Повешенный. Том II
Шрифт:
Еле высидев положенное время, мы наконец-то распрощались с хлебосольными хозяевами. И даже тетушка облегченно выдохнула, усаживаясь в экипаж.
— Дорогие родственники, надеюсь, вы не прочили мне в невесты Дарью Николаевну? — не удержался я от сарказма.
— Костенька, я и сама не ожидала, что она превратилась в надменную гордячку — повинилась тетушка — вроде такая хорошая девочка была. Но вообще-то, ты мог бы быть с Брусиловыми по-любезнее, а не изображать из себя мизантропа!
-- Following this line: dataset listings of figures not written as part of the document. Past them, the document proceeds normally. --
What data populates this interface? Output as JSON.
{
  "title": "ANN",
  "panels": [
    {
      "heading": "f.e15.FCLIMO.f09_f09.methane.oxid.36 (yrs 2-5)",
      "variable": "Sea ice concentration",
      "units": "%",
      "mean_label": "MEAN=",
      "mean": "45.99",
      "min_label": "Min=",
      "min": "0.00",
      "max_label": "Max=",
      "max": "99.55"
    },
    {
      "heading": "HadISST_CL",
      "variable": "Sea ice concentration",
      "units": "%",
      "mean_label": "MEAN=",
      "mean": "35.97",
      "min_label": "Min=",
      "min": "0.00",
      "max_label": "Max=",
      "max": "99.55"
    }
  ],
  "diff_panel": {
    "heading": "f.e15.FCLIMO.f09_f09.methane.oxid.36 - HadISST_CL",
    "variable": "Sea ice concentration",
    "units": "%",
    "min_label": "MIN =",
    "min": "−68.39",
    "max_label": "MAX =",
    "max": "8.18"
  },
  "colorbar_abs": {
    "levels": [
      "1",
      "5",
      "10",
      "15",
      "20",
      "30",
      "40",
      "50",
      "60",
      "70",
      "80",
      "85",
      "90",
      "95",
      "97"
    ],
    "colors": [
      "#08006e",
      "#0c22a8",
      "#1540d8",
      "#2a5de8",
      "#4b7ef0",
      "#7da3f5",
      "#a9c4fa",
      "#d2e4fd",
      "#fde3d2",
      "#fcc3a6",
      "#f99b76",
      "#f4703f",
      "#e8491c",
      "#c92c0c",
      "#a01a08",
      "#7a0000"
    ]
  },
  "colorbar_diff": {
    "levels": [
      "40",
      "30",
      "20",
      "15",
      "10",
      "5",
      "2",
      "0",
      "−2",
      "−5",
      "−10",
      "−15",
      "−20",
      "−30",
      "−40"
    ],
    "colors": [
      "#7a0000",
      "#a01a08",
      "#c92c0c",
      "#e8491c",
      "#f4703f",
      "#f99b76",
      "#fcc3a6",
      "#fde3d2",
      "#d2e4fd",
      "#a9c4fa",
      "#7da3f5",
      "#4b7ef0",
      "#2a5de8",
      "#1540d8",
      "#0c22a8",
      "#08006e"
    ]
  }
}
— Интересно, останется ли у Дарьи гонор, когда Николай Петрович в отставку выйдет — усмехнулся Александр
— Ну, пианино-то она точно с собой прихватит! — съехидничал я — Даже если муж будет против.
Бекетовы переглянулись между собой и дружно рассмеялись…
Вернувшись на постоялый двор, жену с девочками я там уже не застал — они отправились на прогулку под присмотром одного из слуг Бекетовых. Так что, переодевшись, завалился спать, попросив тетушку обязательно разбудить меня к ужину. Не то, чтобы я не наелся в гостях у губернатора — там нас как раз накормили отлично — но мне нужно было еще подготовиться к вечернему визиту к Шкурину.
Не увидел я своих дочерей и за ужином. Нагулявшись по Вологде, они сказались уставшими и попросили принести им ужин в номер. То ли, правда, девчонки устали, то ли вредничали, не желая меня видеть. Даже уже не смешно…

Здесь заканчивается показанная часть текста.